I thought I would provide you all with an update regarding the progress of my major digital project. Recently, I completed another detailed lesson plan for the Digital Law element and added it to my Google classroom. For this lesson, its primary focus involves teaching students how to properly cite information they find online and intend to use. The lesson begins with questioning the student’s previous knowledge about citations and the explains why citing information is not only respectful but a necessary skill to learn. Furthermore, it encourages students to think critically by examining the term plagiarism and some of the possible consequences for not sourcing information properly.
Within schools, teachers should make every effort to include the use of digital tools within their teaching practices in part of teaching about digital citizenship. Now a days, the majority of research is performed online, rather than by the use of traditional textbooks. Therefore, it comes as no surprise that both teachers and students turn to the internet in order to collect data. In today’s digital world, almost anything can be learned online. Although retrieving information online is quick and convenient, it is important for teachers to educate their students about electronic responsibility. Digital law deals with the ethics of technology within a society and these laws apply to anyone who works or plays online. It is crucial for students to understand this. While it may be easy to claim someone else’s work to be your own, plagiarism is unethical and is considered to be an online crime. As a teacher and an adult learner, I cannot stress this enough!

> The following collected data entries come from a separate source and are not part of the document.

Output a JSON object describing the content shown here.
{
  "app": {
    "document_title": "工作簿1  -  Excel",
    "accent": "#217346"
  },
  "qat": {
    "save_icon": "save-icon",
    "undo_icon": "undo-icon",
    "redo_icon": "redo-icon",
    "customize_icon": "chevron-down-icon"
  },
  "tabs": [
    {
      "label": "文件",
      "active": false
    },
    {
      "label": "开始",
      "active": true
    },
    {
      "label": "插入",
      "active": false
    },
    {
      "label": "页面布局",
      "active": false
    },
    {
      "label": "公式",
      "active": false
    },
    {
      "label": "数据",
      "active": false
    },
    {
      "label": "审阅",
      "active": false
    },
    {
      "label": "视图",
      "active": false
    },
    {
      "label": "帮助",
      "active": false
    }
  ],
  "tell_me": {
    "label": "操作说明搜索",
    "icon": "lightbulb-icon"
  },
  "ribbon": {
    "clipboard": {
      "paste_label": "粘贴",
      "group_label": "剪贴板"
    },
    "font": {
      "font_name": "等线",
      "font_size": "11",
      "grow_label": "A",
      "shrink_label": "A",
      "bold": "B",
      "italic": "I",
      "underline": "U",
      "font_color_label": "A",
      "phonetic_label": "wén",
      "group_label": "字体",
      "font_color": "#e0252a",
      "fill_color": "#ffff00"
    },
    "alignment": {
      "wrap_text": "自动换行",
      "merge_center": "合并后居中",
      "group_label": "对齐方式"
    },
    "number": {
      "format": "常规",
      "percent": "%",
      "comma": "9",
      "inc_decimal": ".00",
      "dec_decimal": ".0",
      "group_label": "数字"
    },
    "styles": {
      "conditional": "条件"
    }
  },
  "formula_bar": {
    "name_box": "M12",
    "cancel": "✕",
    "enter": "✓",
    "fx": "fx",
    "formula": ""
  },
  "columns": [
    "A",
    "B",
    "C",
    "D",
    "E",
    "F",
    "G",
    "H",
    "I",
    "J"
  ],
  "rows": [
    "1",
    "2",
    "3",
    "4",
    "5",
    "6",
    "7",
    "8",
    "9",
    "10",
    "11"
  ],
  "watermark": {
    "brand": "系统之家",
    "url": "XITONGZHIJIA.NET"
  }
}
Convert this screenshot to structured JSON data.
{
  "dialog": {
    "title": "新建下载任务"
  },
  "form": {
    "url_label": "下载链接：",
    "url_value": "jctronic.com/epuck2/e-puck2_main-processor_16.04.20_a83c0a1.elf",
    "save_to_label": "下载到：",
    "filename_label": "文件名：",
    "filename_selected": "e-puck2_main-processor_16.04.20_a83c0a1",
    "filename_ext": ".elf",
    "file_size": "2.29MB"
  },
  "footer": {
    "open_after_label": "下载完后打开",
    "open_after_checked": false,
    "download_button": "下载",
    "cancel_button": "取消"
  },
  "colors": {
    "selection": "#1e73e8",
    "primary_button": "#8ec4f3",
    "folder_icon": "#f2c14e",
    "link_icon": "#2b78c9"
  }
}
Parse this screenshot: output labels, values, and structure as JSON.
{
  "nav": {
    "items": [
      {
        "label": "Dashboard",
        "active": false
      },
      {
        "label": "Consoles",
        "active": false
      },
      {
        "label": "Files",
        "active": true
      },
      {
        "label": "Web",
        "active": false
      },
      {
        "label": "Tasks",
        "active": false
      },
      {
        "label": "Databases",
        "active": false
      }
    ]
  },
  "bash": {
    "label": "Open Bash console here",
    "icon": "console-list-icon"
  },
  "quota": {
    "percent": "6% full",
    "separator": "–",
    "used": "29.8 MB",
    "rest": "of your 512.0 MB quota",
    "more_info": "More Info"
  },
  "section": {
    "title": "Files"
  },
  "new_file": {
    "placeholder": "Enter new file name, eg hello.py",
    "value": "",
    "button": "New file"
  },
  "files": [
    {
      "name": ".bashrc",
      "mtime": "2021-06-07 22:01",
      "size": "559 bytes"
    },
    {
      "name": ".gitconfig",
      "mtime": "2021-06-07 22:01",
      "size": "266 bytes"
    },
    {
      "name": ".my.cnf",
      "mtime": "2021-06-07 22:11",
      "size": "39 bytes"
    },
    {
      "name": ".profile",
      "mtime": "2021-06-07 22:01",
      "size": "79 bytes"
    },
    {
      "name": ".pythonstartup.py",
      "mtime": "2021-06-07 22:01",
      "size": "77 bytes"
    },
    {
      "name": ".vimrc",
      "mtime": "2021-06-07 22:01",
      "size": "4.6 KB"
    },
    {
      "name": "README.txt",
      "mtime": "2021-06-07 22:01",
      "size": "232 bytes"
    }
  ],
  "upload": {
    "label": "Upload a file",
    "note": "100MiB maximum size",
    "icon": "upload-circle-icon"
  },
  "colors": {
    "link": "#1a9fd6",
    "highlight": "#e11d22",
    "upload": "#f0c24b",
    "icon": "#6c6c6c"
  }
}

For me, developing this lesson plan was rather meaningful because within my ten years of teaching experience, I have witnessed plagiarism from students (mainly from students in the middle-years level) on several different occasions. Although I would try my best to explain why it is disrespectful and dishonest, I really felt like I did not have the tools or proper knowledge needed in order to teach my students about digital citizenship and all of its elements. But now, this course has granted me a second chance. By creating a curriculum-based resource for teaching about digital citizenship, it will provide me with the opportunity to teach my future students about the norms of appropriate, responsible behaviour with regard to technology use. Moreover, it will encourage the use of digital tools within my day to day teaching practices.